Our international lenders initially projected the budget deficit for 2014 to be 4,7% of GDP. However, this forecast is already outdated, as evidenced by the more updated forecasts of the IMF and the European Commission, which refer to a deficit of 4,4% and 3%, respectively. These revisions also make the fiscal forecasts for 2015 relatively more favourable, provided of course that the consistent and prudent implementation of the state budget continues. This certainly does not mean that the country’s vulnerable groups will be ignored.

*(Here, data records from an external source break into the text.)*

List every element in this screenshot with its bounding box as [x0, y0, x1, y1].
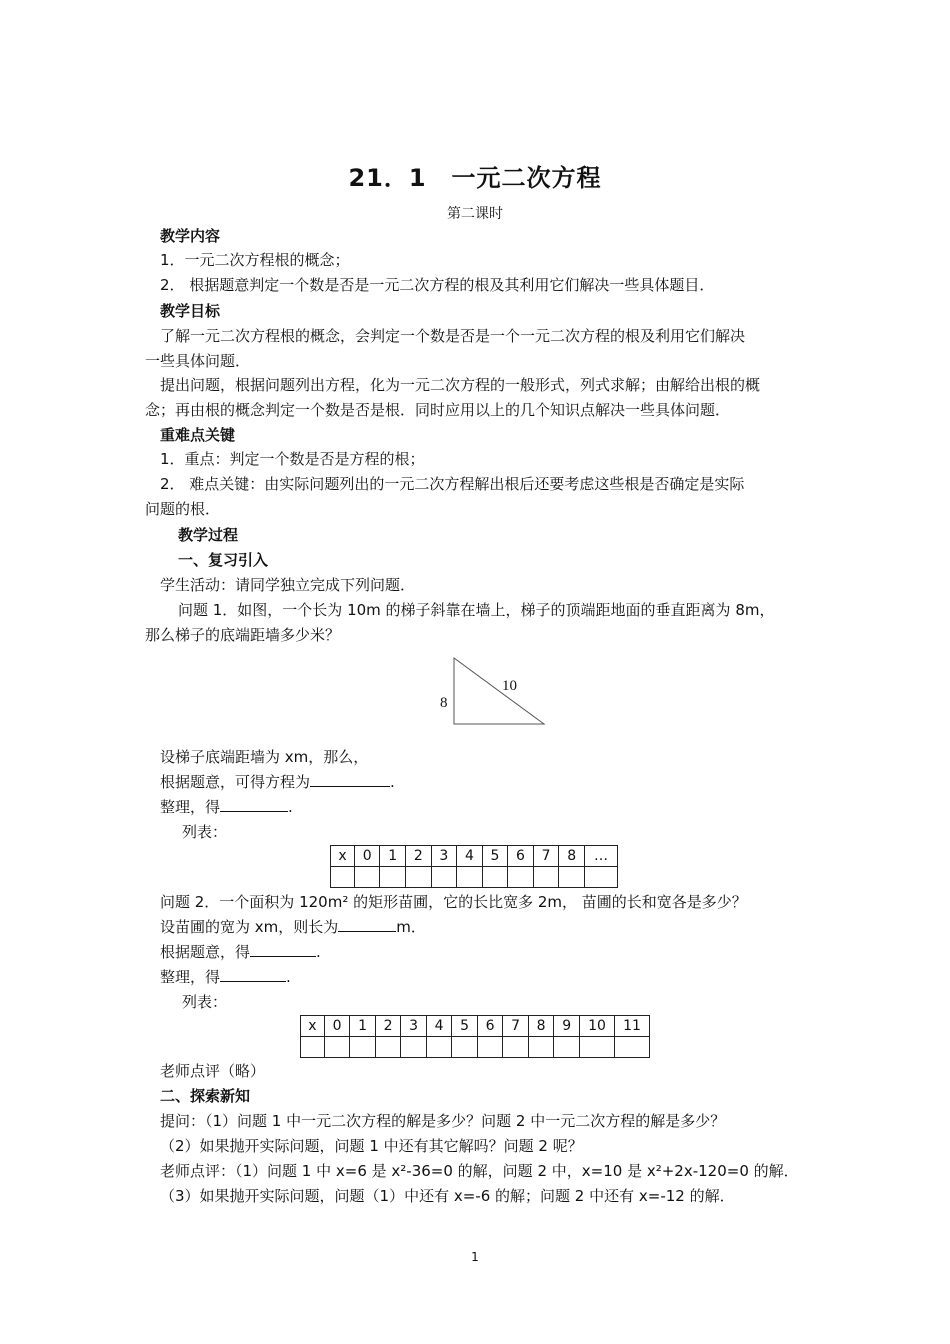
table1-cell: x: [331, 846, 355, 867]
q1-set: 设梯子底端距墙为 xm，那么，: [160, 748, 369, 766]
table1-cell: 1: [380, 846, 406, 867]
table2-cell: 10: [580, 1016, 615, 1037]
goals-p1-line2: 一些具体问题．: [145, 352, 251, 370]
table2-empty-cell: [301, 1037, 325, 1058]
table2-cell: 5: [452, 1016, 478, 1037]
key-item-2-line2: 问题的根．: [145, 500, 221, 518]
part2-heading: 二、探索新知: [160, 1087, 251, 1105]
table2-cell: 7: [503, 1016, 529, 1037]
q1-equation-blank: [310, 772, 390, 787]
table2-empty-cell: [580, 1037, 615, 1058]
table2-empty-cell: [503, 1037, 529, 1058]
table2-cell: 6: [477, 1016, 503, 1037]
value-table-1: [330, 845, 618, 888]
side-label: 8: [440, 695, 448, 711]
table1-cell: 3: [431, 846, 457, 867]
table2-empty-cell: [350, 1037, 376, 1058]
table1-header-row: [331, 846, 618, 867]
triangle-shape: [454, 658, 544, 724]
table2-cell: 4: [426, 1016, 452, 1037]
q1-equation: 根据题意，可得方程为 .: [160, 773, 395, 791]
table2-cell: 0: [324, 1016, 350, 1037]
question1-line1: 问题 1．如图，一个长为 10m 的梯子斜靠在墙上，梯子的顶端距地面的垂直距离为 8m，: [178, 601, 775, 619]
table1-cell: 4: [457, 846, 483, 867]
page-title: 21．1 一元二次方程: [348, 164, 602, 192]
table2-empty-cell: [477, 1037, 503, 1058]
table1-cell: 7: [533, 846, 559, 867]
table1-empty-cell: [457, 867, 483, 888]
q2-set-blank: [338, 917, 396, 932]
part1-heading: 一、复习引入: [178, 551, 269, 569]
table1-empty-row: [331, 867, 618, 888]
table2-empty-cell: [528, 1037, 554, 1058]
table2-cell: 2: [375, 1016, 401, 1037]
page-number: 1: [471, 1250, 479, 1264]
key-heading: 重难点关键: [160, 426, 236, 444]
goals-p2-line1: 提出问题，根据问题列出方程，化为一元二次方程的一般形式，列式求解；由解给出根的概: [160, 376, 761, 394]
table2-empty-cell: [615, 1037, 650, 1058]
content-item-1: 1．一元二次方程根的概念；: [160, 251, 350, 269]
table1-cell: 8: [559, 846, 585, 867]
list-label-2: 列表：: [182, 993, 228, 1011]
table2-cell: 11: [615, 1016, 650, 1037]
q1-tidy-text: 整理，得: [160, 798, 221, 816]
key-item-1: 1．重点：判定一个数是否是方程的根；: [160, 450, 425, 468]
table1-empty-cell: [508, 867, 534, 888]
table2-empty-cell: [554, 1037, 580, 1058]
ask-2: （2）如果抛开实际问题，问题 1 中还有其它解吗？问题 2 呢？: [160, 1137, 583, 1155]
table1-cell: 0: [354, 846, 380, 867]
table1-cell: …: [585, 846, 618, 867]
q2-set-text: 设苗圃的宽为 xm，则长为: [160, 918, 339, 936]
content-item-2: 2． 根据题意判定一个数是否是一元二次方程的根及其利用它们解决一些具体题目．: [160, 276, 715, 294]
table1-empty-cell: [380, 867, 406, 888]
q1-equation-text: 根据题意，可得方程为: [160, 773, 311, 791]
table1-empty-cell: [354, 867, 380, 888]
table2-empty-cell: [324, 1037, 350, 1058]
q1-tidy-blank: [220, 797, 288, 812]
ask-1: 提问：（1）问题 1 中一元二次方程的解是多少？问题 2 中一元二次方程的解是多少？: [160, 1112, 726, 1130]
table1-empty-cell: [331, 867, 355, 888]
table2-empty-cell: [426, 1037, 452, 1058]
key-item-2-line1: 2． 难点关键：由实际问题列出的一元二次方程解出根后还要考虑这些根是否确定是实际: [160, 475, 745, 493]
goals-p1-line1: 了解一元二次方程根的概念，会判定一个数是否是一个一元二次方程的根及利用它们解决: [160, 327, 746, 345]
table2-cell: 8: [528, 1016, 554, 1037]
ladder-triangle-figure: [430, 650, 560, 735]
table2-cell: 1: [350, 1016, 376, 1037]
q2-equation-text: 根据题意，得: [160, 943, 251, 961]
table2-empty-cell: [401, 1037, 427, 1058]
goals-heading: 教学目标: [160, 302, 221, 320]
q2-set: [160, 917, 426, 937]
teacher-comment: 老师点评（略）: [160, 1062, 266, 1080]
table2-empty-cell: [375, 1037, 401, 1058]
table2-header-row: [301, 1016, 650, 1037]
table1-empty-cell: [533, 867, 559, 888]
table2-empty-row: [301, 1037, 650, 1058]
process-heading: 教学过程: [178, 526, 239, 544]
table1-empty-cell: [482, 867, 508, 888]
student-activity: 学生活动：请同学独立完成下列问题．: [160, 576, 416, 594]
table1-empty-cell: [406, 867, 432, 888]
q2-tidy: 整理，得 .: [160, 968, 291, 986]
q2-tidy-blank: [220, 967, 286, 982]
q2-equation-blank: [250, 942, 316, 957]
list-label-1: 列表：: [182, 823, 228, 841]
table2-cell: 3: [401, 1016, 427, 1037]
comment-1: 老师点评：（1）问题 1 中 x=6 是 x²-36=0 的解，问题 2 中，x=10 是 x²+2x-120=0 的解．: [160, 1162, 799, 1180]
table1-cell: 2: [406, 846, 432, 867]
comment-2: （3）如果抛开实际问题，问题（1）中还有 x=-6 的解；问题 2 中还有 x=-12 的解．: [160, 1187, 735, 1205]
page-subtitle: 第二课时: [447, 206, 503, 222]
q2-tidy-text: 整理，得: [160, 968, 221, 986]
table1-cell: 5: [482, 846, 508, 867]
value-table-2: [300, 1015, 650, 1058]
table2-cell: x: [301, 1016, 325, 1037]
hypotenuse-label: 10: [502, 678, 517, 694]
goals-p2-line2: 念；再由根的概念判定一个数是否是根．同时应用以上的几个知识点解决一些具体问题．: [145, 401, 731, 419]
table2-empty-cell: [452, 1037, 478, 1058]
table1-empty-cell: [559, 867, 585, 888]
table1-empty-cell: [585, 867, 618, 888]
table1-cell: 6: [508, 846, 534, 867]
content-heading: 教学内容: [160, 227, 221, 245]
table2-cell: 9: [554, 1016, 580, 1037]
q2-equation: 根据题意，得 .: [160, 943, 321, 961]
question2: 问题 2．一个面积为 120m² 的矩形苗圃，它的长比宽多 2m， 苗圃的长和宽各是多少？: [160, 893, 747, 911]
table1-empty-cell: [431, 867, 457, 888]
q1-tidy: 整理，得 .: [160, 798, 293, 816]
q2-set-unit: m．: [396, 918, 426, 936]
question1-line2: 那么梯子的底端距墙多少米？: [145, 626, 341, 644]
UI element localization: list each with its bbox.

On the contrary, the further tidying up of public finances will allow essential support to needy citizens to continue in the medium and long term.

Finally, I would like to refer briefly to the public debt and note that according to the recent announcement of the results of the overall evaluation of the Cypriot banks, it appears that the €1 billion included in the Troika’s financial support programme, which was intended to cover the capital needs of the Cypriot banking system, will not be used for this purpose. Therefore, it is possible at a later stage for the Republic of Cyprus either not to borrow this amount or to use it in order to refinance the existing debt which bears a higher interest rate. There is also an important improvement in the level of public debt expected to result from the savings achieved by the better than expected fiscal results.

The developments in the banking system, the fiscal sector and the economy in general constitute a positive outlook. This is recognised by the international credit rating agencies which have recently upgraded the sovereign ratings.  These upgrades reflect the gradual but steady regaining of the credibility of the Cyprus financial sector and economy in general in the markets. However, by itself, this is not enough and does not constitute a final goal nor a reason for complacency. Instead, vigilance is needed since the ultimate goal is the complete restoration of confidence in the economy, ensuring sound macroeconomic conditions and sustainable development in conditions of full employment.

In conclusion, I would like to reiterate the commitment of both the CBC and myself to the full consolidation of the banking system and our economy. Some battles were won but this does not in any way mean that there is room for complacency. The consolidation effort of all sectors of our economy needs to continue unabated so that our country can finally be able to leave behind the recent crisis and enter resolutely on a path of sustainable growth and full employment. The adoption and proper planning and implementation of the budget for 2015 will be an important step in this direction.